NEW YORK (Reuters) - John deBary has spent more than a decade working in New York’s cocktail scene, helping to spearhead the craft cocktail movement as a bartender at PDT (Please Don’t Tell) and then as beverage director with the Momofuku Restaurant Group.
In search of what he called “undiscovered country,” deBary began thinking about what would happen if he stopped using alcohol for cocktails, while still searching for the same flavor intensity.
In 2019, his company Proteau launched ‘Ludlow Red’, which it describes as a botanical aperitif blending ingredients such as blackberry, fig vinegar, and licorice.
The product is part of a sober craft cocktail movement that seeks to appeal to people who want to go out and drink without the booze, and don’t mind spending a similar amount of money as they would for the alcoholic equivalents. A glass of “Ludlow Red” cost $14 at sites such as New York restaurant Dirt Candy.

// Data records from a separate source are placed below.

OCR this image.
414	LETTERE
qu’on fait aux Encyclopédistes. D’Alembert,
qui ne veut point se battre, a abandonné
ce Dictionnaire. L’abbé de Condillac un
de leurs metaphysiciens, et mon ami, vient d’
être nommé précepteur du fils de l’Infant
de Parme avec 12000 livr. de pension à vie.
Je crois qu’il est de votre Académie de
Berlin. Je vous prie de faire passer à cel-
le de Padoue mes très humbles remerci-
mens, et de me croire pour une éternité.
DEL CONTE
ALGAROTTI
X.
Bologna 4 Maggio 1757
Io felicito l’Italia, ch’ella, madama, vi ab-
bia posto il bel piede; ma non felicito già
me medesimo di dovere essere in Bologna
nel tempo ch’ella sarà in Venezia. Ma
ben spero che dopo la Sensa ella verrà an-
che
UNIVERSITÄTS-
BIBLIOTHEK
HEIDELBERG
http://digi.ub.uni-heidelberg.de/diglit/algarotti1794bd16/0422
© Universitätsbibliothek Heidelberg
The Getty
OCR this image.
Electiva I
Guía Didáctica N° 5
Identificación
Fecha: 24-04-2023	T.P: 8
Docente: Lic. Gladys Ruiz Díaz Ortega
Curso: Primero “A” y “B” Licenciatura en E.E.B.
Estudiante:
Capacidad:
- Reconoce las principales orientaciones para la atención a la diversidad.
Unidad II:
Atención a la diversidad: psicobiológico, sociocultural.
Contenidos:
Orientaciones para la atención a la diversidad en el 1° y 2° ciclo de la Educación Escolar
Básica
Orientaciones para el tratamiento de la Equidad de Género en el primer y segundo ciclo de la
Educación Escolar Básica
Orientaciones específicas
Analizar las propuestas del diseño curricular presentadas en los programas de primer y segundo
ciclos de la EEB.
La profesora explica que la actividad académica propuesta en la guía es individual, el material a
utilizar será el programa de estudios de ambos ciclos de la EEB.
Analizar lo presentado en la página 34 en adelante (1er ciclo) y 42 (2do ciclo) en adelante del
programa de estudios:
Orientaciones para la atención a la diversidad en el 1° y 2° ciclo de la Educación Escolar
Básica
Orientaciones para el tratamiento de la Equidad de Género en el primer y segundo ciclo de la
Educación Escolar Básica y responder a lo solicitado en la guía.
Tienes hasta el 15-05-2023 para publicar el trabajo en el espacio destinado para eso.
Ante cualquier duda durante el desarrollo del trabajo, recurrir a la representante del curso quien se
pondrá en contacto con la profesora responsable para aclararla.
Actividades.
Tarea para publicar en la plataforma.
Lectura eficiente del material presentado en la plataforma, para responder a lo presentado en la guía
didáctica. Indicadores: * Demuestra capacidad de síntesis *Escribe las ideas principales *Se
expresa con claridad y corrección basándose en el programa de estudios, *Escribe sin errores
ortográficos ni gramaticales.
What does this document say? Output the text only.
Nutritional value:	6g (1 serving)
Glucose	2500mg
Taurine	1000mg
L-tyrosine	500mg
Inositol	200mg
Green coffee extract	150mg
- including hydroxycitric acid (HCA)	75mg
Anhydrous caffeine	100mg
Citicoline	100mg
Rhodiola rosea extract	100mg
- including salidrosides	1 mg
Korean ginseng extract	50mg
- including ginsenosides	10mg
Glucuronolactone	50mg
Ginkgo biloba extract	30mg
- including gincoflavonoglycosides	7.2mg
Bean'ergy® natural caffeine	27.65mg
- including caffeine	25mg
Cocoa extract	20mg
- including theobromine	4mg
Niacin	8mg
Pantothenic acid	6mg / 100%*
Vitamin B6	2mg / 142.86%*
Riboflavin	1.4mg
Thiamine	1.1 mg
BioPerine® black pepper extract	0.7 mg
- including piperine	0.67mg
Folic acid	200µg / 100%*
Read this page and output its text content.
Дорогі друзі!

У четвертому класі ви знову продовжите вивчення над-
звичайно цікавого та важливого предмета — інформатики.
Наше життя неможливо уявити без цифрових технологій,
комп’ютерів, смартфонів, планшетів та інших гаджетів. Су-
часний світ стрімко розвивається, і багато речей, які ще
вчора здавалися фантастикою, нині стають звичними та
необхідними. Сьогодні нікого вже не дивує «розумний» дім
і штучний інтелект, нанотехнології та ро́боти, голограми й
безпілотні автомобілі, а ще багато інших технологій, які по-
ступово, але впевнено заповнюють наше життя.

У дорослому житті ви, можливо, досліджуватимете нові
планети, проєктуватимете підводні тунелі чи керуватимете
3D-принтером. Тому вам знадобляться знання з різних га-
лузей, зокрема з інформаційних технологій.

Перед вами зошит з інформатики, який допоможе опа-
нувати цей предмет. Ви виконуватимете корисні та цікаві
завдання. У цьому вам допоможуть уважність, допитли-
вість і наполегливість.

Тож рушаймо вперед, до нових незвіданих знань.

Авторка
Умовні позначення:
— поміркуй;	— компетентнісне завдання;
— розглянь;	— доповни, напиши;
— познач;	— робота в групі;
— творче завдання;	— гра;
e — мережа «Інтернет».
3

Dozens of non-alcoholic spirits have entered the beverage market in recent months, according to manufacturer Seedlip.
Ben Branson, the founder of Seedlip, said the new spirits fit perfectly into larger cultural shifts.
“I think we’re at the beginning of this sort of paradigm shift of how we socialize, what we eat and drink and becoming a bit healthier,” Branson said at a drinks event hosted by Seedlip at Manhattan’s Orchard Townhouse.
“I think we lead these quite public lives now on social media,” said Branson, adding that people are more concerned with how they look and what they are doing and it has forced “a recalibration” of their relationship with alcohol.
According to the National Institute on Drug Abuse, binge drinking - defined as at least four or five drinks in a row - is declining across the board, and the number of Americans binge drinking in a month is now below 30%.
Last month, “Dry January” was marked for the seventh time across the world since it was launched in 2014 in Britain.
But teetotalers want more than a simple juice or soda, said Branson.
“In this day and age when we’re more discerning and we’ve a bit more choice... you want something that’s full of flavor, that’s quality and that doesn’t make you feel like a child,” he said.